2053 ve 2071 Vizyonlarımızı Emanet Ettiğimiz Gençliğimize İnanıyorum

Uluslararası Münazara Turnuvası ödül töreninde konuşan Cumhurbaşkanı Erdoğan, “Bize sorgusuz, sualsiz biat eden, cahil bir gençlik değil; neye inandığını, neyi savunduğunu, neyin mücadelesini verdiğini bilen, bunun için gereken her türlü donanıma sahip bir gençlik lazımdır. 15 Temmuz gecesi gördük ki işte bu vasıflara sahip gençlik, gerektiğinde ülkesi ve milleti için, istiklali ve istikbali için gözünü kırpmadan canını dahi ortaya koyabilmektedir” dedi.

Cumhurbaşkanı Recep Tayyip Erdoğan, “İstanbul Meridyen Open’17 Uluslararası Münazara Turnuvası” ödül törenine katıldı. Haliç Kongre Merkezi’nde gerçekleştirilen ödül töreninde konuşan Cumhurbaşkanı Erdoğan, Meridyen Derneği bünyesinde kurulan Münazara Kulübü tarafından gerçekleştirilen turnuvaya katılan gençleri gönülden tebrik ettiğini belirterek, uluslararası bir boyut kazanan bu turnuvanın düzenlenmesinde, bugünlere gelmesinde emeği geçenlere teşekkür etti.

“LİSE DÖNEMİMİZDE, SPORDAN EDEBİYATA HER ALANDA GÜÇLÜ BİR DAYANIŞMA İÇİNDEYDİK”

Münazara denilince, lise yıllarına, gençlik çağlarına gittiğini, İstanbul İmam Hatip Lisesinde öğrenciyken okul içinde sınıflar arası münazaraların yapıldığını, oralardan seçilen öğrencilerin de okullarını temsil ettiğini söyleyen Cumhurbaşkanı Erdoğan, İstanbul’da hemen hemen sürekli birinciliği kendi okullarının aldığını anlattı.

İki yıl üst üste okullarına, 57 lisenin katıldığı İstanbul Münazara Şampiyonluğunu kazandırmayı başardıklarını ifade eden Cumhurbaşkanı Erdoğan, “Bizim münazaramız, şu andaki tür bir münazara değildi.

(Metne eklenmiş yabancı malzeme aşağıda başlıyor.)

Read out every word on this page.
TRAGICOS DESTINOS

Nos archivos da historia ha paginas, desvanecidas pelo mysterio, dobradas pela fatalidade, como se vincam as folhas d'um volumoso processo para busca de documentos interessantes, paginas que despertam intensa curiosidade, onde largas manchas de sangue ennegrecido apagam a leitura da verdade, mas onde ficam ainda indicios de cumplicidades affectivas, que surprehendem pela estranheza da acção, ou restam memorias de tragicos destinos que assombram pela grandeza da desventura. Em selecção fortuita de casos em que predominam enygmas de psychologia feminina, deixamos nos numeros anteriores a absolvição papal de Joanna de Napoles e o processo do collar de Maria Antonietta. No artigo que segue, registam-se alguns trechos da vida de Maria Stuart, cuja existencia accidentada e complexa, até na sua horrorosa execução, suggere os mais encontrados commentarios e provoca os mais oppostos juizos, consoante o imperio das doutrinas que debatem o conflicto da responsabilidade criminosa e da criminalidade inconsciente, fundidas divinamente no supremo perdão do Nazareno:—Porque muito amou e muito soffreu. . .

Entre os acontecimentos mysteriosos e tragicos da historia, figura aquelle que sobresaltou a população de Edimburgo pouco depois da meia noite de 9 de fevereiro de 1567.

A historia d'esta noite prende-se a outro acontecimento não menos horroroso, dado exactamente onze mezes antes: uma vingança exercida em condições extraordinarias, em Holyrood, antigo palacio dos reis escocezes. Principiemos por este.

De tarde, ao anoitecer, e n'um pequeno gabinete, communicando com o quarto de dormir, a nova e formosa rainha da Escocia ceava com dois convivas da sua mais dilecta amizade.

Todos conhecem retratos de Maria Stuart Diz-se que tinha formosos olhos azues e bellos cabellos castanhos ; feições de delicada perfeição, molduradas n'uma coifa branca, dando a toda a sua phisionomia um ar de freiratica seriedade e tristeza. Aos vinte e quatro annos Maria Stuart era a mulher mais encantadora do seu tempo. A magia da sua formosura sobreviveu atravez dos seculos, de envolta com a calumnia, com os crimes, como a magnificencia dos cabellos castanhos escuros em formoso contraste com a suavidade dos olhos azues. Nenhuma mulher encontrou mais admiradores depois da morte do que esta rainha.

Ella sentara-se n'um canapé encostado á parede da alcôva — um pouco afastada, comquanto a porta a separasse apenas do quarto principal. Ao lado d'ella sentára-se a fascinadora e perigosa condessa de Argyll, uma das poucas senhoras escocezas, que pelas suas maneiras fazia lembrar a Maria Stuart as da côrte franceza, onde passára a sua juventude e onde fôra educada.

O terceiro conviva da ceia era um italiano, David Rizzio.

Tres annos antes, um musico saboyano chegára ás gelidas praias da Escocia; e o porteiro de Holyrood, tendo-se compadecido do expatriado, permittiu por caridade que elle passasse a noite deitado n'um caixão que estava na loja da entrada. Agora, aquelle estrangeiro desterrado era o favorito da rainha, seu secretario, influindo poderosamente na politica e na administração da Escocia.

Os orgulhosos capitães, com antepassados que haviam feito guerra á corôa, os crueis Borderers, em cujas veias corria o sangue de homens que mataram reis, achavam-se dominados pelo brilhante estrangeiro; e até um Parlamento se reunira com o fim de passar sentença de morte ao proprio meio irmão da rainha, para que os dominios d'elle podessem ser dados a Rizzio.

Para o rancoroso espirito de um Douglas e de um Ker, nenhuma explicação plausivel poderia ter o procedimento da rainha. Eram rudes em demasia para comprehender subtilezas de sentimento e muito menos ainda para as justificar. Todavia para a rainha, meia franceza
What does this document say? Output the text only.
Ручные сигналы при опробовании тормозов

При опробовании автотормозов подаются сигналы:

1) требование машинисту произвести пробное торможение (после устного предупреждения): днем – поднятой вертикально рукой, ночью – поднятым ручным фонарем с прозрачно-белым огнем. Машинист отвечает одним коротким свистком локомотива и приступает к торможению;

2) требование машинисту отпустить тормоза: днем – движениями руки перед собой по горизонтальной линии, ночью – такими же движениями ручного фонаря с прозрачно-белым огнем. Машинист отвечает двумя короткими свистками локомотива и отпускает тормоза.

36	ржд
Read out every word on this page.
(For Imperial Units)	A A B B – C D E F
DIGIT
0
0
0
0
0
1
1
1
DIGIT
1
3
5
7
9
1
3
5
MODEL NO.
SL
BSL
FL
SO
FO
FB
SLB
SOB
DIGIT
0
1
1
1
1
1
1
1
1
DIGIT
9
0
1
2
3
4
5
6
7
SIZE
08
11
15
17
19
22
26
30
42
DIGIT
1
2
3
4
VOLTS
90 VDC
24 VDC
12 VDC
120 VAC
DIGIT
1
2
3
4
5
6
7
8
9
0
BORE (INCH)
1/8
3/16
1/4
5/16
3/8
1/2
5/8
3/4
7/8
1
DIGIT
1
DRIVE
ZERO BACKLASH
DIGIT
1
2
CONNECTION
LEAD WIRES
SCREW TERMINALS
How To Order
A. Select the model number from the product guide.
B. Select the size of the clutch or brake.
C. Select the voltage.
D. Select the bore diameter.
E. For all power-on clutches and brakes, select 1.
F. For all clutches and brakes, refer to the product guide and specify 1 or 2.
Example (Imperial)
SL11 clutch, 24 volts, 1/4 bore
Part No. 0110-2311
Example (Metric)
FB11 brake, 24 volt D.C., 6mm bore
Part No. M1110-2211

Ben bugün burada farklı bir münazara şeklini öğrenmiş oldum ve tabii gençlerimizi huzurlarınızda tebrik ediyorum. Fakat bu arada tabii dinleyicilerimizi de tebrik ediyorum. Onların da sürece katılımları gerçekten gayet iyi. Tabii o dönemlerde okullarda siyasi kamplaşma yoktu. Okullardaki arkadaşlarımızın tamamıyla hakikaten çok yakın ve samimi ilişkiler oluşuyordu. Spordan edebiyata, her alanda güçlü bir dayanışma içindeydik. Adeta birbirimizi tanırdık. Çarşamba’da İstanbul İmam Hatip, öbür tarafta Pertevniyal Aksaray’da, biz oradan münazaraya katılanlarla tanışırdık. İhsan Mermerci Lisesi, öbür tarafta Çarşamba İmam Hatip, bir tane zaten İstanbul’da, birbirimizle tanışırdık ve hukukumuz ileri seviyelerdeydi. İmam hatip lisesinde gerçekten çok kaliteli, çok fedakâr, bizlerin üzerinde çok emeği olan hocalara da sahiptik. Biz tabii hitabet dersi de alıyorduk o zamanlar. Aynı zamanda edebiyat hocalarımız bu işin asıl sorumlularıydı, bizi onlar özellikle yetiştirirdi. Bizi götürürlerdi kütüphaneden kütüphaneye, konuya göre de o konuların ilgili olan pratiği neyse oralara da gider, örneğin çocuk terbiyesiyle alakalı bir konuysa bizi alır kreşlere götürürlerdi. Oradan itibaren çocuk nasıl terbiye ediliyor, yetiştiriliyor, oralardan da biz tezimizi hazırlarken bilgiler edinirdik. Tabii onların yetiştirmesi ve yönlendirmesiyle hem çok kitap okur hem spor yapar hem de bu tür yarışmalarla kendimizi adeta murakabe ederdik. Münazarayla, sporla, şiirle, edebiyatla, fikri faaliyetlerle, dostlukla geçen bir lise dönemi yaşamış olmaktan gerçekten çok çok memnuniyet duyuyorum” dedi.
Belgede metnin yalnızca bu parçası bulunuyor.